Le week end, je découvre Blackstar en prenant mon temps....J'ai l'impression que Bowie se pose enfin au niveau de sa légende un peu malmenée depuis les années 1980...Lundi matin, Life On Mars ? passe à la radio et le journaliste annonce la mort de David....Voile noir alors très soudain devant mes yeux... et défilent alors dans mon esprit ses pochettes d'album dont celle de David Live si funèbre. Je m'entends crier...Bowie est mort... je n'y crois pas...C'est clairement la fin d'une époque tant il m'a accompagné au gré de ses métamorphoses, incarnant avec élégance le droit de se jouer de tout et de suivre son chemin...chaotique quelquefois, souvent singulier..un charisme bien à lui dans l'allure, le visage et la voix....étrange et fascinant.
En 1996, Bowie déclarait en entretien ces lignes prémonitoires : "Quand j’étais plus jeune, j’ai pu croire par moments que je ne mourrais jamais – c’était d’ailleurs une idée très troublante, “Vais-je mourir ou suis-je immortel ?” Mais maintenant, j’ai accepté le fait que la mort allait venir, qu’elle fait partie de ma vie. Ma mort est une partie de ce que je suis. Ma mort est extrêmement importante à mes yeux. Je comprends maintenant parfaitement l’approche que les moines zen au Japon ont de la mort : ils estiment qu’il faut utiliser sa mort. La mort devient une entité qui est là pour être employée. Concrètement, cela signifie qu’on peut décider que son cœur va s’arrêter de battre un jour précis, un jour choisi – il y a des exemples concrets. Ou alors, on peut s’immoler avec de l’essence si l’on veut faire de sa mort un acte démonstratif. La fin de la vie peut alors constituer une sorte de commodité, quelque chose que l’univers offre à l’homme. Et je trouve cette idée admirable, elle me fait rêver parce qu’elle ouvre tellement de perspectives : vais-je choisir telle ou telle mort, vais-je me laisser emporter passivement ? Faire quelque chose de sa mort, quelle expérience glorieuse ! Ne laissez pas votre mort traîner dans un coin, inutilisée (rires)…"
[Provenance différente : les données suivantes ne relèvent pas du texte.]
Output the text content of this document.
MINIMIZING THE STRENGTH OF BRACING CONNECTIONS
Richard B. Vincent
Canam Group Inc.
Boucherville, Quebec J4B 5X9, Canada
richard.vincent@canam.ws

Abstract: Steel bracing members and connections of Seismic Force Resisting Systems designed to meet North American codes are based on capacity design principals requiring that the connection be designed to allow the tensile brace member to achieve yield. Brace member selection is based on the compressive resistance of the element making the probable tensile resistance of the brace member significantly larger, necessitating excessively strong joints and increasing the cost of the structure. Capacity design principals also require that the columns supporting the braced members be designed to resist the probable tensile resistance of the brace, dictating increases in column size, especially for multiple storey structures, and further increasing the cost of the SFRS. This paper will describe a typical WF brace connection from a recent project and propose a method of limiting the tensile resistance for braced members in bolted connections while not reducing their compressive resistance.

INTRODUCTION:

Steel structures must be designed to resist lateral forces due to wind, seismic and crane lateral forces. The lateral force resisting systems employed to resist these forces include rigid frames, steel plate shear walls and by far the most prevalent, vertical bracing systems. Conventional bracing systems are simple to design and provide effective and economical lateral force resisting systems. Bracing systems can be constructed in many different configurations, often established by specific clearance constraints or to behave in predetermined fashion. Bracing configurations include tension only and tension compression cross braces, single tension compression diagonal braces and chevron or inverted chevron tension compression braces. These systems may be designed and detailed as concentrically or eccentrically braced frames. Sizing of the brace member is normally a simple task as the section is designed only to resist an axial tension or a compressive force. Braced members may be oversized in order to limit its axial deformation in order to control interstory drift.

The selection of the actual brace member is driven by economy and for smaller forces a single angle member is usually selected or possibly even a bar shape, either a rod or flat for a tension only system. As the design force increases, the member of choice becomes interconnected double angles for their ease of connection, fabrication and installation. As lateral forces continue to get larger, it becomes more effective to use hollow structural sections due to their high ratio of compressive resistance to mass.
Anniversaire stellaire et testamentaire pour Bowie qui prend la mort à revers en la mettant au service de son art. Et donc Blackstar qu'il nous laisse dans ses derniers jours...album sombre, complexe et sophistiqué. On percute mieux sur la présence de ces photos du livret ou l'artiste regarde son ventre avant de se plier en deux en nous tendant la main comme si la Faucheuse commençait à renifler sa trace (évocation de son cancer du foie ?). Avec la ligne d'harmonica du titre A new Career In A New Town de Low, la dernière chanson sonne comme un ultime salut. C'est à pleurer. Quant au clip Lazarus, crépusculaire à souhait, qu'il (c)hante de manière si fiévreuse, j'y vois le trouble jeu entre David Jones, simple mortel en train de trépasser sur son lit d'hôpital, et son double Bowie, créature vêtue comme en 76, disparaissant dans son armoire cercueil dans une gestuelle de Nosferatu de film muet. Heureux en somme que cet esthète véritable ait quitté ce monde sur un tel coup d'éclat achevant ainsi son odyssée artistique de manière si théâtrale. Par cet ultime coup de maître, le chanteur très mal en point livre un dernier opus bel et bien funèbre, étrange et saisissant. Au bout de ses forces, Bowie donne tout et nous quitte avec classe. Comme un frisson supplémentaire, un an plus tard, jaillit le titre No Plan avec Bowie semblant chanter en apesanteur fantomatique depuis l'autre monde.